The CRISPR history of discovery is vital when studying what is CRISPR Cas9. CRISPR means Clustered Regularly Interspaced Short Palindromic Repeats. They are pieces of genetic code whose foundational discoveries began in 1993 when repetitive palindromic segments of DNA interspaced with other fragments of genetic material were identified by researchers in prokaryotes.
After years of looking into the genetic motifs of CRISPR, it was concluded in 2007 that immunity is related to its function. With the combined efforts, research groups were able to shed light on the underlying molecular mechanism behind the CRISPR system in the next 5 years.

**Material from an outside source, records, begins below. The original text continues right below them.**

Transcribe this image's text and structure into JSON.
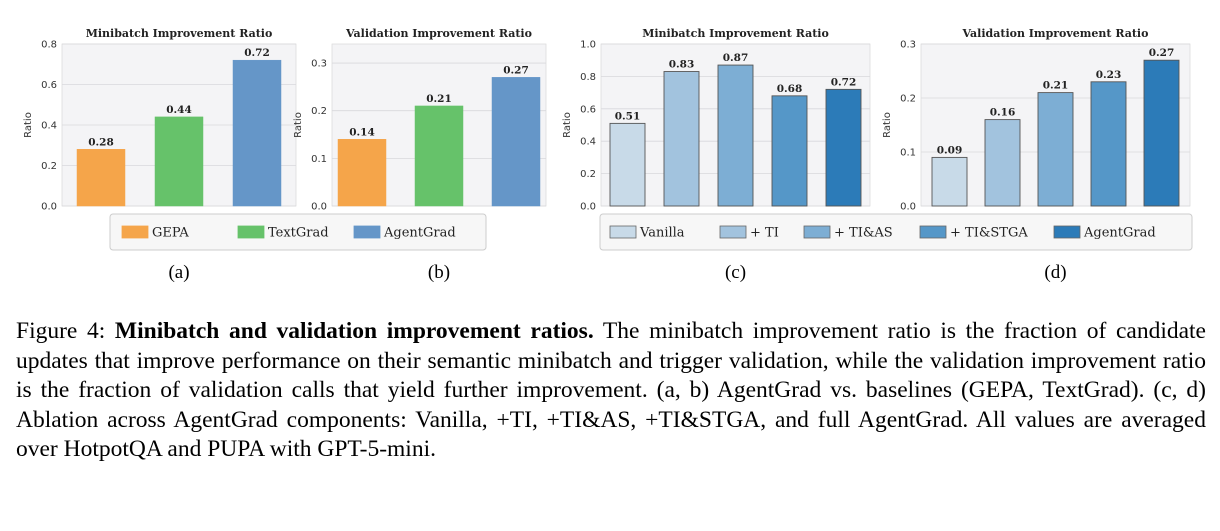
{
  "chart_data": [
    {
      "type": "bar",
      "title": "Minibatch Improvement Ratio",
      "ylabel": "Ratio",
      "categories": [
        "GEPA",
        "TextGrad",
        "AgentGrad"
      ],
      "values": [
        0.28,
        0.44,
        0.72
      ],
      "value_labels": [
        "0.28",
        "0.44",
        "0.72"
      ],
      "colors": [
        "#f5a54a",
        "#66c26a",
        "#6596c8"
      ],
      "ylim": [
        0,
        0.8
      ],
      "yticks": [
        0.0,
        0.2,
        0.4,
        0.6,
        0.8
      ],
      "ytick_labels": [
        "0.0",
        "0.2",
        "0.4",
        "0.6",
        "0.8"
      ],
      "grid": true,
      "panel_label": "(a)"
    },
    {
      "type": "bar",
      "title": "Validation Improvement Ratio",
      "ylabel": "Ratio",
      "categories": [
        "GEPA",
        "TextGrad",
        "AgentGrad"
      ],
      "values": [
        0.14,
        0.21,
        0.27
      ],
      "value_labels": [
        "0.14",
        "0.21",
        "0.27"
      ],
      "colors": [
        "#f5a54a",
        "#66c26a",
        "#6596c8"
      ],
      "ylim": [
        0,
        0.34
      ],
      "yticks": [
        0.0,
        0.1,
        0.2,
        0.3
      ],
      "ytick_labels": [
        "0.0",
        "0.1",
        "0.2",
        "0.3"
      ],
      "grid": true,
      "panel_label": "(b)"
    },
    {
      "type": "bar",
      "title": "Minibatch Improvement Ratio",
      "ylabel": "Ratio",
      "categories": [
        "Vanilla",
        "+ TI",
        "+ TI&AS",
        "+ TI&STGA",
        "AgentGrad"
      ],
      "values": [
        0.51,
        0.83,
        0.87,
        0.68,
        0.72
      ],
      "value_labels": [
        "0.51",
        "0.83",
        "0.87",
        "0.68",
        "0.72"
      ],
      "colors": [
        "#c8dae8",
        "#a2c3de",
        "#7daed4",
        "#5597c8",
        "#2c7bb8"
      ],
      "ylim": [
        0,
        1.0
      ],
      "yticks": [
        0.0,
        0.2,
        0.4,
        0.6,
        0.8,
        1.0
      ],
      "ytick_labels": [
        "0.0",
        "0.2",
        "0.4",
        "0.6",
        "0.8",
        "1.0"
      ],
      "grid": true,
      "panel_label": "(c)"
    },
    {
      "type": "bar",
      "title": "Validation Improvement Ratio",
      "ylabel": "Ratio",
      "categories": [
        "Vanilla",
        "+ TI",
        "+ TI&AS",
        "+ TI&STGA",
        "AgentGrad"
      ],
      "values": [
        0.09,
        0.16,
        0.21,
        0.23,
        0.27
      ],
      "value_labels": [
        "0.09",
        "0.16",
        "0.21",
        "0.23",
        "0.27"
      ],
      "colors": [
        "#c8dae8",
        "#a2c3de",
        "#7daed4",
        "#5597c8",
        "#2c7bb8"
      ],
      "ylim": [
        0,
        0.3
      ],
      "yticks": [
        0.0,
        0.1,
        0.2,
        0.3
      ],
      "ytick_labels": [
        "0.0",
        "0.1",
        "0.2",
        "0.3"
      ],
      "grid": true,
      "panel_label": "(d)"
    }
  ],
  "legends": [
    {
      "placement": "bottom-center",
      "entries": [
        {
          "label": "GEPA",
          "color": "#f5a54a"
        },
        {
          "label": "TextGrad",
          "color": "#66c26a"
        },
        {
          "label": "AgentGrad",
          "color": "#6596c8"
        }
      ]
    },
    {
      "placement": "bottom-center",
      "entries": [
        {
          "label": "Vanilla",
          "color": "#c8dae8"
        },
        {
          "label": "+ TI",
          "color": "#a2c3de"
        },
        {
          "label": "+ TI&AS",
          "color": "#7daed4"
        },
        {
          "label": "+ TI&STGA",
          "color": "#5597c8"
        },
        {
          "label": "AgentGrad",
          "color": "#2c7bb8"
        }
      ]
    }
  ],
  "caption": {
    "label": "Figure 4:",
    "bold": "Minibatch and validation improvement ratios.",
    "text": "The minibatch improvement ratio is the fraction of candidate updates that improve performance on their semantic minibatch and trigger validation, while the validation improvement ratio is the fraction of validation calls that yield further improvement. (a, b) AgentGrad vs. baselines (GEPA, TextGrad). (c, d) Ablation across AgentGrad components: Vanilla, +TI, +TI&AS, +TI&STGA, and full AgentGrad. All values are averaged over HotpotQA and PUPA with GPT-5-mini."
  }
}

Based on their studies, bacteria and archaea use the CRISPR-Cas9 system to ward off invading viruses called bacteriophages. If a prokaryotic cell encounters a viral infection, it creates a double-strand break (DSB) in its target loci to snip-off a piece of viral DNA by employing a special CRISPR-associated nuclease (Cas9).
CRISPR History of Discovery | DNA right on target
How are the targeted DNA recognized by the Cas9 protein? A short RNA fragment called guide RNA (gRNA) directs it to the target sequence. Complementary to a segment of the viral genome, the guide RNA allows Cas9 to cleave DNA with a high degree of specificity. This destroys the virus and even allows the fragment of foreign DNA called “spacer” to be stored between the palindromic sequences of the CRISPR array which can retain a genetic memory of past infections. This means that if the virus would re-invade, it could easily be targeted and destroyed by the CRISPR-Cas9 system. This library of viral fragments can similarly act like our immune system which stores antigens in preparation for future infections.
With an understanding of the mechanism of CRISPR in prokaryotes, it did not take scientists a long time to realize its potential in engineering the genomes of microbes, plants, and animals. At present, CRISPR is used in a variety of applications and is continuously being adopted in laboratories worldwide.